2.Tarafların tespit edilen ekonomik ve sosyal durumları, boşanmaya yol açan olaylardaki kusur dereceleri, paranın alım gücü, kişilik haklarına yapılan saldırı ile ihlâl edilen mevcut ve beklenen menfaat dikkate alındığında kadın yararına hükmolunan maddî ve manevî tazminat miktarı azdır. 4721 sayılı Kanun'un 4 üncü maddesindeki hakkaniyet ilkesi ile 174 üncü maddesinin birinci ve ikinci fıkraları, 6098 sayılı Kanun'un 50 nci ve 51 inci maddesi hükümleri nazara alınarak, daha uygun miktarda maddî ve manevî tazminat takdiri gerekirken, yazılı şekilde hüküm kurulması bozmayı gerektirmiştir.
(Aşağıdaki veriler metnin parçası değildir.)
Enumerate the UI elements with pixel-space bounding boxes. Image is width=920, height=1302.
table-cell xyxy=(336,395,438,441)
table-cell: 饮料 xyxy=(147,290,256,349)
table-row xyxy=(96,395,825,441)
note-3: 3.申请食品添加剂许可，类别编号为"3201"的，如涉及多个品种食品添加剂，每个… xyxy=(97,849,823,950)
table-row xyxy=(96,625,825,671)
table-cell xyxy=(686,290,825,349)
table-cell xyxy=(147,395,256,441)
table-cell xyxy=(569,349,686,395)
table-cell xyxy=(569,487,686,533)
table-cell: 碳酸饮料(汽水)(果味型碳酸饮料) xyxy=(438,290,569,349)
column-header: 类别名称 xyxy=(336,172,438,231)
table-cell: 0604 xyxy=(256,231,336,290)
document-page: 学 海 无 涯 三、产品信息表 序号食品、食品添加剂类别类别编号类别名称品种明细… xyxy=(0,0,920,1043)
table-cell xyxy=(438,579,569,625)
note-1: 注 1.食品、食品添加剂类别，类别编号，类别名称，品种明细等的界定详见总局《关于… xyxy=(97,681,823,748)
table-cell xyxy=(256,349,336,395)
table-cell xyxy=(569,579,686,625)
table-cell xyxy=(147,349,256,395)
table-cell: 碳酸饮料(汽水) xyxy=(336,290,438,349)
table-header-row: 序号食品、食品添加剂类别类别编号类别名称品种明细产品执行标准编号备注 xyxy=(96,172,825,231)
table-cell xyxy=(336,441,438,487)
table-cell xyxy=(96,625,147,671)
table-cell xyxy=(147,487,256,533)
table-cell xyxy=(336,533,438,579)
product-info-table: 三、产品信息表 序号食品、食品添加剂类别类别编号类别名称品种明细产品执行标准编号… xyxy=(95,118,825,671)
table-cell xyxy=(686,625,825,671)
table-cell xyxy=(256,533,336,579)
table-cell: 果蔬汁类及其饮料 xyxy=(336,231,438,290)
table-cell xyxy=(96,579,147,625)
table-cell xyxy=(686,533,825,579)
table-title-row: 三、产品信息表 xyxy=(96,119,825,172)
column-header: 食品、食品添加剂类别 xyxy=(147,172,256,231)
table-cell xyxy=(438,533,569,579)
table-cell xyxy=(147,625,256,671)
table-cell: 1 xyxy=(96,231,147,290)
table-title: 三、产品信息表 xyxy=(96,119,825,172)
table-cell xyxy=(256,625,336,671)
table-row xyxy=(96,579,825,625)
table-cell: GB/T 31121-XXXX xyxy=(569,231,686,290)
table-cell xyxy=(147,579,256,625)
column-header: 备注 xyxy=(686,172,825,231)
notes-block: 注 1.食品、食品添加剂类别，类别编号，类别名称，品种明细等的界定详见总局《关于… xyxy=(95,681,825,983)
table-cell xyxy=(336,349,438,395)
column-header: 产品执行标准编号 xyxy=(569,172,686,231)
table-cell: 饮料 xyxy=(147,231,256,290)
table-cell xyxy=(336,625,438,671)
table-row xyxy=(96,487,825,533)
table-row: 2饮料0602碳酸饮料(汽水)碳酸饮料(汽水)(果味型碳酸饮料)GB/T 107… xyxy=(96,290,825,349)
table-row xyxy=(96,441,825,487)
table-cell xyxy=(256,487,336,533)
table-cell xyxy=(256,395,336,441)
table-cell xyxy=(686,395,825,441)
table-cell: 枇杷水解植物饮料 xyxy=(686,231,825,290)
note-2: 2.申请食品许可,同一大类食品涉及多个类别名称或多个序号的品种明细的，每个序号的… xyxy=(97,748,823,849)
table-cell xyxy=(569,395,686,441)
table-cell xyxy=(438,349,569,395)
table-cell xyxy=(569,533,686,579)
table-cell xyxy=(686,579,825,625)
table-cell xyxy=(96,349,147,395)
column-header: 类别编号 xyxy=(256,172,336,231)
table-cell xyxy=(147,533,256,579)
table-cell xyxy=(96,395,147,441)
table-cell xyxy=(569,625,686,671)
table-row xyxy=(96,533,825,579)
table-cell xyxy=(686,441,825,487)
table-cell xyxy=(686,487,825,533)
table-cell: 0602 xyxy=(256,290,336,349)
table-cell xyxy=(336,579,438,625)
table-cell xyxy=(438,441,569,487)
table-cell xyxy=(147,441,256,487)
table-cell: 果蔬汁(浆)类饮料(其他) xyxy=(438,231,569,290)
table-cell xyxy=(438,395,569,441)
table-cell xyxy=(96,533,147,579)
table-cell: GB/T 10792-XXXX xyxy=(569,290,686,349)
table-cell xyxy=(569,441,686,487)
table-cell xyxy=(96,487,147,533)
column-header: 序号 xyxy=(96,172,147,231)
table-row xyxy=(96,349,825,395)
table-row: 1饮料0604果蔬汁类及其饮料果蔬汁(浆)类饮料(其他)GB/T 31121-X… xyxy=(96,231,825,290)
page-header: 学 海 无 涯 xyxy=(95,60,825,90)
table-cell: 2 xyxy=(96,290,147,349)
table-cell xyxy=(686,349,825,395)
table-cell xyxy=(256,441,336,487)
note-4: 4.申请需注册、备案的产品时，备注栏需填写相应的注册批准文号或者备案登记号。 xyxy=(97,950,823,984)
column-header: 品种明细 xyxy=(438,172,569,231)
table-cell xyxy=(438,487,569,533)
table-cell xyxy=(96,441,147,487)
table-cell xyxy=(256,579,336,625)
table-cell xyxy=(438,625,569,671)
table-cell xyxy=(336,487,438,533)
3.Tarafların gerçekleşen sosyal ve ekonomik durumlarına, nafakanın niteliğine, günün ekonomik koşullarına göre kadın yararına takdir edilen yoksulluk nafakası azdır. Mahkemece 4721 sayılı Kanun'un 4 üncü maddesindeki hakkaniyet ilkesi de dikkate alınarak daha uygun miktarda nafakaya hükmedilmesi gerekir. Bu yön gözetilmeden yazılı şekilde hüküm kurulması usul ve kanuna aykırı olup bozmayı gerektirmiştir.
VI. KARAR
Açıklanan sebeplerle;
1.Temyiz olunan Bölge Adliye Mahkemesi kararının kadın yararına hükmedilen maddî-manevî tazminat ve yoksulluk nafakasının miktarı yönlerinden kadın yararına BOZULMASINA,
2. Davacı-karşı davalı erkek vekilinin tüm, davalı-karşı davacı kadın vekilinin sair temyiz itirazlarının reddi ile temyiz olunan Bölge Adliye Mahkemesi kararının bozma kapsamı dışında kalan temyize konu bölümlerinin 6100 sayılı Kanun'un 370 inci maddesinin birinci fıkrası uyarınca ONANMASINA,
Aşağıda yazılı temyiz giderinin temyiz eden Cafer'e yükletilmesine,
Peşin alınan temyiz karar harcının istek hâlinde Esma'ya iadesine,
Dosyanın kararı veren Bölge Adliye Mahkemesine gönderilmesine,
21.10.2024 tarihinde oy birliğiyle karar verildi.